Sur 893 logements diagnostiqués (DPE/ADEME), 18,1 % sont classés F ou G — soit environ 162 logements qui sont des passoires thermiques au sens de la loi Climat et Résilience. La consommation moyenne du parc ressort à 196 kWh/m2/an, ce qui correspond à la frontière entre la classe D et la classe E. C'est un parc qui consomme modérément plus que la moyenne nationale (environ 180 kWh/m2/an), signe d'un bâti ancien qui n'a pas été massivement rénové. Les implications pour un acheteur sont directes et chiffrables. D'abord, les logements classés G sont interdits à la location depuis le 1er janvier 2025. Les logements classés F seront interdits à la location dès le 1er janvier 2028. Si vous achetez une passoire pour la louer, vous achetez un passif réglementaire : soit vous rénovez (coût à budgéter sérieusement), soit vous ne pouvez plus louer. Ensuite, sur le marché local, les passoires subissent une décote croissante à l'achat. À Jœuf, où le prix médian est déjà bas (1 101 EUR/m2), cette décote peut sembler marginale en valeur absolue, mais elle traduit un risque réel de liquidité réduite à la revente — surtout dans un marché où la demande est déjà limitée par les revenus des ménages.

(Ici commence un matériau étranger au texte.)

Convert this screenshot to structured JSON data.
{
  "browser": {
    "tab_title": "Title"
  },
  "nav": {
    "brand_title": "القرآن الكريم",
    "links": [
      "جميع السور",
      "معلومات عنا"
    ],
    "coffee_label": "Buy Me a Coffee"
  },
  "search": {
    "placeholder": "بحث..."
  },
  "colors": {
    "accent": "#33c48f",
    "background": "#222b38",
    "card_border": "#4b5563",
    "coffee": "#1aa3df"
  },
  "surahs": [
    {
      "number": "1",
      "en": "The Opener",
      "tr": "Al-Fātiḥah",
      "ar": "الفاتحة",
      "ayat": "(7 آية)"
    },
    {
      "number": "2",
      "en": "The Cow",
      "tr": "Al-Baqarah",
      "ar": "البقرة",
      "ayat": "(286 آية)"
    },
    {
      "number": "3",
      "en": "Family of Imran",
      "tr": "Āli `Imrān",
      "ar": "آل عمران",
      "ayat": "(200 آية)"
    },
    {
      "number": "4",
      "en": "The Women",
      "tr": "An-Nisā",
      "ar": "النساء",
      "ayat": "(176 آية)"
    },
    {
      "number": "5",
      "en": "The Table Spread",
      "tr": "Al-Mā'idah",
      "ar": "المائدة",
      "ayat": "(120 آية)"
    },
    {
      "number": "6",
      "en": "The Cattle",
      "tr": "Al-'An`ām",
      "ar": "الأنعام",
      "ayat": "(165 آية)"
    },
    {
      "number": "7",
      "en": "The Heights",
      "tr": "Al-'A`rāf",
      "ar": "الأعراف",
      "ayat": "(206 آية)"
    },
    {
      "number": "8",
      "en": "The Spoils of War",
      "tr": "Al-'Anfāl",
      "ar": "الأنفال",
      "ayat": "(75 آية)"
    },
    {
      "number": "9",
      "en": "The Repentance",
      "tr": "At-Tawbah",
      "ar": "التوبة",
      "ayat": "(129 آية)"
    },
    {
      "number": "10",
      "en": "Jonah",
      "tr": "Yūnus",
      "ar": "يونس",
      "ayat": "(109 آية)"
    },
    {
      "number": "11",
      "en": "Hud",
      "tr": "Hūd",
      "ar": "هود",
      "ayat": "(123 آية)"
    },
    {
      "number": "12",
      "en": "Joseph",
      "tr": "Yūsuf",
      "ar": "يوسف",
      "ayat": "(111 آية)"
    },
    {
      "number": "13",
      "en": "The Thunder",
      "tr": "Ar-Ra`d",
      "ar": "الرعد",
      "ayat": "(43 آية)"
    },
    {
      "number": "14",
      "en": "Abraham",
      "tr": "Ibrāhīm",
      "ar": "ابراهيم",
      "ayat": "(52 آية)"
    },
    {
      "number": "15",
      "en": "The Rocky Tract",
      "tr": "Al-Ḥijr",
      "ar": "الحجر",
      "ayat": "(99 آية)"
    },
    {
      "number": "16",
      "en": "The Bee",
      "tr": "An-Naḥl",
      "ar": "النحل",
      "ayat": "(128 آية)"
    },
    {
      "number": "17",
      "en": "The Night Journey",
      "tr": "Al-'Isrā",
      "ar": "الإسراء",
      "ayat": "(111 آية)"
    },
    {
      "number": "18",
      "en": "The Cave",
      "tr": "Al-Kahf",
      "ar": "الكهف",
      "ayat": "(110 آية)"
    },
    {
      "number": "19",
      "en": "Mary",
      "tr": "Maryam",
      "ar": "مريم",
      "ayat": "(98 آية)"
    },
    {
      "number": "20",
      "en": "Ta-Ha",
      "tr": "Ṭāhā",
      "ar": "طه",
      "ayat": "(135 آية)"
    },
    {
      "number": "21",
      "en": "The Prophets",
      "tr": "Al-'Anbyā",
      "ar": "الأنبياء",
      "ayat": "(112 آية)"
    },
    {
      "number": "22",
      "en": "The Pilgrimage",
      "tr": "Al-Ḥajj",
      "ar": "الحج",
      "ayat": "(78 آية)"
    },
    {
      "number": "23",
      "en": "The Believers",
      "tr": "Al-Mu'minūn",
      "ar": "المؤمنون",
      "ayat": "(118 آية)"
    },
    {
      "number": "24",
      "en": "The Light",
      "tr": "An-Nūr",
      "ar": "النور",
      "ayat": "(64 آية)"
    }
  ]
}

La stratégie cohérente : dans ce marché à prix bas, viser des biens classés C ou D, ou des biens F/G à condition de disposer d'un devis de rénovation sérieux avant de signer et de négocier le prix d'achat en conséquence — pas après.
Vivre à Jœuf : quels services, quelle démographie ?
Jœuf compte 6 392 habitants et a perdu 2,56 % de sa population sur cinq ans. Ce recul démographique n'est pas catastrophique en valeur absolue, mais il est cohérent avec un contexte socio-économique tendu : taux de chômage de 20 %, taux de pauvreté de 21,2 %, revenu médian de 21 820 EUR/an. Ces indicateurs (source INSEE/IRIS) positionnent Jœuf parmi les communes en difficulté structurelle, où la base économique ne génère pas suffisamment d'emplois qualifiés pour retenir ou attirer des ménages à revenus moyens ou élevés. Du côté des équipements, les scores sont contrastés. Le transport ressort à 95/100 : c'est le point fort de la commune, ce qui signifie une accessibilité aux agglomérations voisines correcte — un facteur important si vous travaillez hors de Jœuf, ce qui est vraisemblable au regard du profil économique local. L'éducation affiche 75/100, un niveau satisfaisant pour une commune de cette taille. En revanche, la santé et le commerce ressortent tous deux à 29/100, ce qui signale un sous-équipement notable dans ces deux domaines. Concrètement, des déplacements réguliers pour les soins médicaux ou les achats courants autres que le premier nécessaire sont à anticiper. Le score de localisation global de 39/100 reflète cet équilibre : bonne connectivité, mais environnement de services quotidiens insuffisant. Pour un acheteur qui valorise l'accessibilité à une agglomération et peut se passer de services de proximité, la combinaison transport fort / prix bas peut avoir du sens. Pour quelqu'un qui cherche à tout avoir à portée de main, les données ne valident pas ce choix à Jœuf.